7. Reproposed Rule 17a-3(f) listing the specific records required to be retained at each "local office" fails to include monthly statements. The Division regards monthly statements as critical records because they indicate overall account activity and show patterns of trading at-a-glance which otherwise would take a lot of effort to construct from other customer account records (for instance, in contrast to a branch’s daily blotter which is useful only as a "transaction verifier"). A branch office’s monthly customer statement records currently are one of the key records used by this Division’s staff when investigating customer complaints and would deprive the Division of an at-a-glance indicator of overall activity in not only that customer’s account, but in comparing activity with a particular agent’s other customer accounts (which otherwise would take substantial effort to reconstruct).

8. The Division both: (i) supports the requirement that a broker-dealer retain any written approvals of outgoing communications and (ii) strongly supports the Commission’s reproposed Rule 17a-4(b)(10) that broker-dealers maintain a record of any written procedures for reviewing marketing materials because the rule requirements will allow easier examination for sales practice abuses such as unauthorized trading, non-suitability, and churning.
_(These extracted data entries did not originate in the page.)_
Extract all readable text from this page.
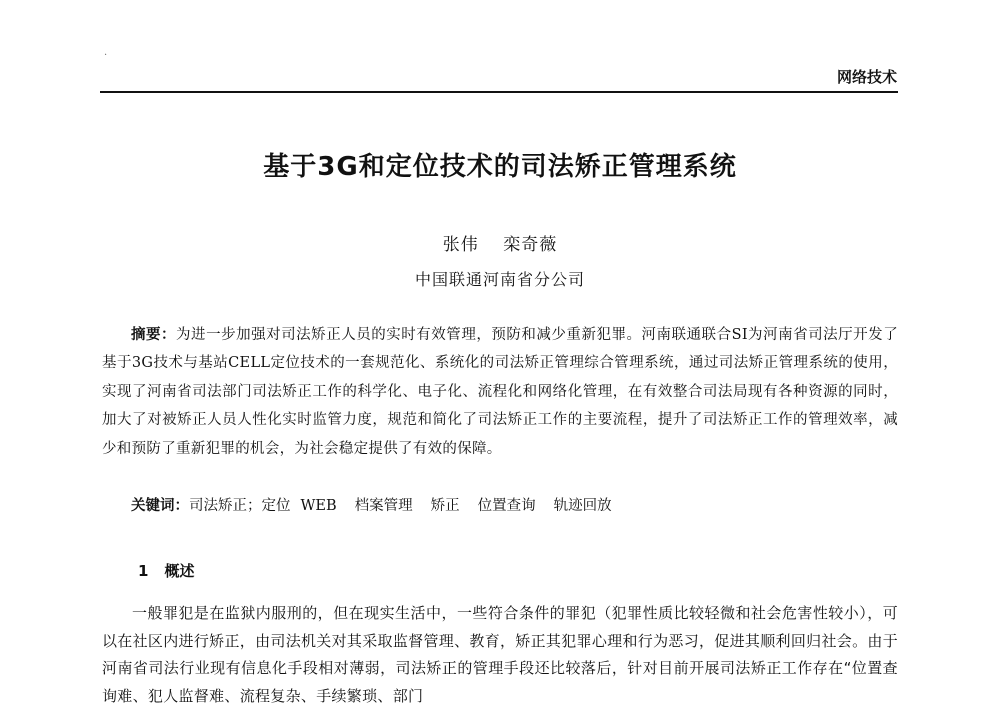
·
网络技术
基于3G和定位技术的司法矫正管理系统
张伟 栾奇薇
中国联通河南省分公司
摘要：为进一步加强对司法矫正人员的实时有效管理，预防和减少重新犯罪。河南联通联合SI为河南省司法厅开发了基于3G技术与基站CELL定位技术的一套规范化、系统化的司法矫正管理综合管理系统，通过司法矫正管理系统的使用，实现了河南省司法部门司法矫正工作的科学化、电子化、流程化和网络化管理，在有效整合司法局现有各种资源的同时，加大了对被矫正人员人性化实时监管力度，规范和简化了司法矫正工作的主要流程，提升了司法矫正工作的管理效率，减少和预防了重新犯罪的机会，为社会稳定提供了有效的保障。
关键词：司法矫正；定位 WEB 档案管理 矫正 位置查询 轨迹回放
1 概述
一般罪犯是在监狱内服刑的，但在现实生活中，一些符合条件的罪犯（犯罪性质比较轻微和社会危害性较小），可以在社区内进行矫正，由司法机关对其采取监督管理、教育，矫正其犯罪心理和行为恶习，促进其顺利回归社会。由于河南省司法行业现有信息化手段相对薄弱，司法矫正的管理手段还比较落后，针对目前开展司法矫正工作存在“位置查询难、犯人监督难、流程复杂、手续繁琐、部门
9. In response to the Commission’s request for comments on various subjects contained in Section IV, the Division has the following comment on whether the Commission rules need to provide for state regulator "access" to Commission-required books and records. The Division notes an apparent language inconsistency between sections 17a-4(f)(3)(vii)(1)and (2) (relating to electronic records) and section 17a-4(j) (relating to all records generally). Specifically, the reproposed rule language in 17a-4(f)(3)(vii)(1)and(2) expressly provides for access to those electronic records by "any state securities regulator having jurisdiction over the broker-dealer"; however, section 17a-4(j) does not contain equivalent language. Accordingly, it appears that the same language contained in sections 17a-4(f)(3)(vii)(1)and(2) should be added to section 17a-4(j) to expressly provide for access to those records by state securities regulators.